Interviews, Enquêtes, évènements incontournables et les actualités des adhérents d’Eurolarge Innovation… Tous les trimestres, la Bretagne Sailing Valley® News traite l’actualité économique et technologique de la voile de compétition bretonne. Découvrez ci-dessous l’interview croisée de Philippe Facque et Dominique Dubois.
A la tête de CDK Technologies et de Multiplast depuis respectivement 30 et 13 ans, Philippe Facque et Dominique Dubois ont l’un comme l’autre décidé de prendre leur retraite et de céder les commandes à de nouveaux actionnaires, Inspiring Sport Capital et le groupe HBH. L’occasion d’échanger avec eux.
Philippe, vous avez dirigé CDK pendant presque 30 ans, Dominique le groupe Carboman 13 ans, quels ont été les étapes ou les projets majeurs de vos entreprises respectives au cours de ces années ?
Philippe Facque : « Le moment vraiment marquant, c’est lorsque nous avons pris la décision de venir nous installer à Lorient, en 2007. Nous avions la commande de Banque Populaire V en main, mais avant de signer, nous devions trouver un endroit pour le construire, parce que nous n’avions pas la place à Port-la-Forêt. Mes associés n’étaient pas forcément tous d’accord pour prendre le risque, c’est pour ça que nous avons fait deux sociétés distinctes, Keroman Technologies et CDK Technologies.

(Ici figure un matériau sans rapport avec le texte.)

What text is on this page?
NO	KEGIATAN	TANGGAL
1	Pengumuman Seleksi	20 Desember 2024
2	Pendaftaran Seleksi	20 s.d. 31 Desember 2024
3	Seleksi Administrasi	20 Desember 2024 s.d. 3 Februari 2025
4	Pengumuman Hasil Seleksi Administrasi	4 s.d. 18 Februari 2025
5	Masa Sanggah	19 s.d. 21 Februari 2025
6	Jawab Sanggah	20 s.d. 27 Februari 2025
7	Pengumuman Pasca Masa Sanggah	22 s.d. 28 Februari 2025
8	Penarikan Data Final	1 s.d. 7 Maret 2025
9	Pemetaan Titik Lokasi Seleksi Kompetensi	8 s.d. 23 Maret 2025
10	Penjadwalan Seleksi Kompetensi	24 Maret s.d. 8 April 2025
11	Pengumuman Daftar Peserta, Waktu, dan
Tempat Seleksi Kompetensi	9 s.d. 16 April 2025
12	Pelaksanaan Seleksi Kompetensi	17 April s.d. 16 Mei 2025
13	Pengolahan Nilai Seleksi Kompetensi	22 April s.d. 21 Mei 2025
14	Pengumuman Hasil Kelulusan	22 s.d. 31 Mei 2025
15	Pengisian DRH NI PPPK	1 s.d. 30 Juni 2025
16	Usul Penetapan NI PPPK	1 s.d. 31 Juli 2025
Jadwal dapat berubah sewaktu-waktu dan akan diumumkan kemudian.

En fait, Keroman s’est développé très rapidement pour devenir aussi important que CDK, ce choix nous a permis de construire et d’assembler des grands bateaux, c’est l’étape qui a vraiment fait grossir le chantier. »
Dominique Dubois : « Le premier projet marquant qui me vient à l’esprit, c’est le Volvo 70 Groupama 4, un bateau sur lequel on a eu pas mal de problèmes de construction, notamment de réaction chimique sur les pré-imprégnés, ça commençait mal, mais finalement, ce bateau s’est avéré une super machine qui a tout gagné : la Volvo Ocean Race, Sydney-Hobart, le Fastnet, une merveille ! Et derrière, il y a eu l’aventure des Volvo 65, au sein d’un consortium monté avec Décision, Persico Marine et King Marine. Ensuite, je dirais le dôme de la cathédrale orthodoxe russe de Paris, un projet colossal, et, plus récemment, les grands mâts de paquebots et les voiles de 1 200 m2 dans le cadre du projet Solid Sail/AeolDrive. Ces projets illustrent bien notre stratégie de diversification. »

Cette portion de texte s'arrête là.